Üç kıta üzerine yayılmış olan Osmanlı İmparatorluğu, etkileşime girmiş olduğu pek çok farklı farklı kültürün etkisiyle zaman içerisinde zengin ve detaylı bir mutfak kültürü ortaya çıkarmıştır.
Yüzyıllar boyunca geniş coğrafyalarda hüküm sürmüş ve farklı medeniyetleri tek çatı altında toplamış Osmanlı İmparatorluğu, mutfağı ile de eşsiz bir örnek teşkil ediyor. Orta Asya, Balkanlar, Orta Doğu ve İslam coğrafyası ile Akdeniz ve Avrupa mutfaklarının harmanlanması sonucu oluşan Osmanlı mutfağının şahikasını ise Osmanlı saray mutfağı oluşturuyor. Aslında temelinde sadelikten yana mütevazı bir anlayışa sahip olan İmparatorluk mutfağı, devletin güçlenip zenginleşmesi ile birlikte etkileşime girdiği tüm kültürlere ait mutfakların en ihtişamlı ve gösterişli örneklerinin incelikli bir şekilde yorumlandığı bir okul hâline gelmiştir.
Genel Hatları ile Osmanlı Mutfağı
Birçok farklı kültürün bir araya gelerek oluşturduğu Osmanlı mutfağı, çeşitlilik bakımından dünyanın en geniş yelpazesine sahip mutfakları arasında gösteriliyor. Ancak, genel hatlarıyla bakıldığında Suriye mutfağının ağırlığını hissediyorsunuz. Elbette diğer mutfakların ve Türk mutfağının da izleri görülüyor ama yoğunlukla Orta Doğu kültürü daha baskın konumda yer alıyor.
Osmanlı Dönemi'nin aşçı loncaları, tariflerini bir sır gibi sakladıkları için bu görkemli ve çok çeşitli mutfak, günümüzde tam anlamıyla bilinmiyor. Ama Osmanlı mutfağı; et yemeklerinin bol olduğu, tatlı ve kahve tüketiminin ön plana çıktığı bir mutfak olarak değerlendiriliyor.

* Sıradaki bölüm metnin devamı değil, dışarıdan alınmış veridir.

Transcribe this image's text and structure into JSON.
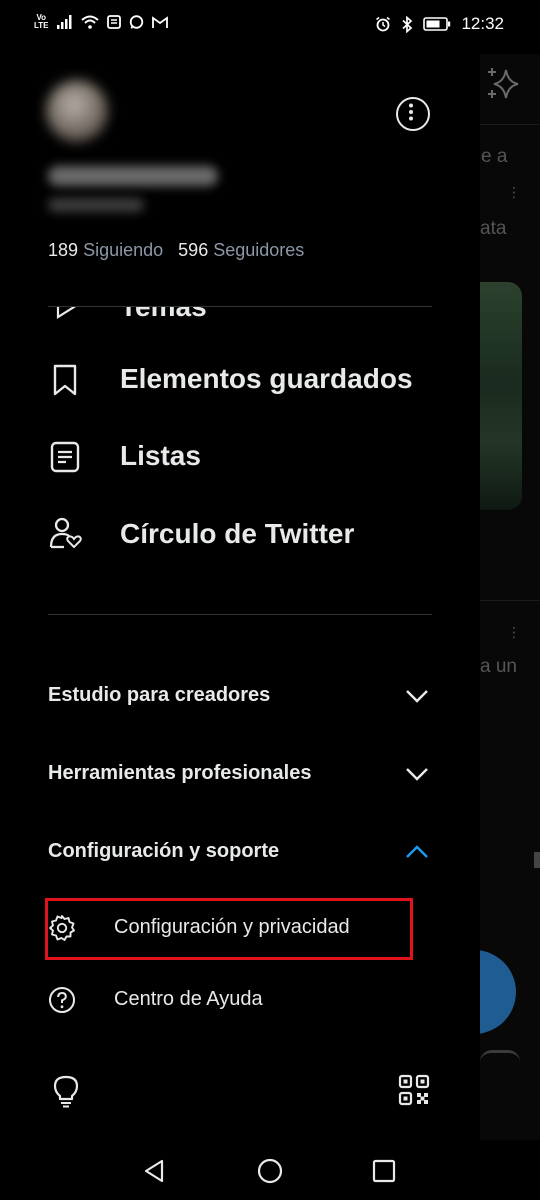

Osmanlı Mutfağı Özellikleri
"Matbah-ı Âmire" denilen saray mutfağı, padişah yemeklerinin yapıldığı ve çalışanlarından başka kimsenin giremediği bir yer olarak biliniyor. Saray mutfağının; yemek kokularının ve tatlarının birbirine karışmaması ve her yemeğin lezzetinin net olarak anlaşılması için sekiz ayrı bölüme ayrıldığı görülüyor. Fatih Sultan Mehmet zamanında yapılan bu mutfakta aşçıların, kebapçıların, tatlıcıların, çorbacıların kendi uzmanlık alanlarına göre farklı bölümlerde çalıştıkları biliniyor.
Et yemeklerinin ağırlıklı olduğu bu mutfakta özellikle koyun eti ve keçi eti kullanılıyor. "Hünkar beğendi", "sultan kebabı", "Osmanlı böreği" ve "molla kebabı" gibi yemek tarifleri bu mutfağın bilinen en özel yemeklerinden birkaçı olarak karşımıza çıkıyor.
Bunun yanı sıra çeşitli av hayvanları ve kümes hayvanlarının da gelen elçilere özel ikramlar halinde sunulması, misafirperverliğin ne denli önemli olduğunu vurgulayan ayrıntılar oluyor.
Et yemekleri dışında balık eti de Osmanlı mutfağını süsleyen yemekler arasında yer alıyor. Özellikle Fatih Sultan Mehmet'in havyar, ıstakoz ve karides ile yapılan sunumları ve yemekleri sevdiği biliniyor.
Osmanlı Mutfağında Tatlının Yeri
Bu dönemde tatlı ve tatlı yapımı, önemli bir rol oynuyor. Büyük bir beceri gerektiren tatlılar, helvahanede bulunan ve özellikle maharetli aşçılar arasından seçilen ustalar tarafından yapıldığı biliniyor. Dönemin ustalarının, tatlı ihtiyacını ise şeker yerine baldan karşıladığı söyleniyor. Ramazan aylarında güllaç, özel günlerde ise aşure yapıldığı da notlar arasında yer alıyor. Baklava ve kadayıfın ise şimdiki kadar kolay yapılamadığı için çok nadide birer tatlı olarak görüldüğü ve çok özel günlerde yapıldığı biliniyor.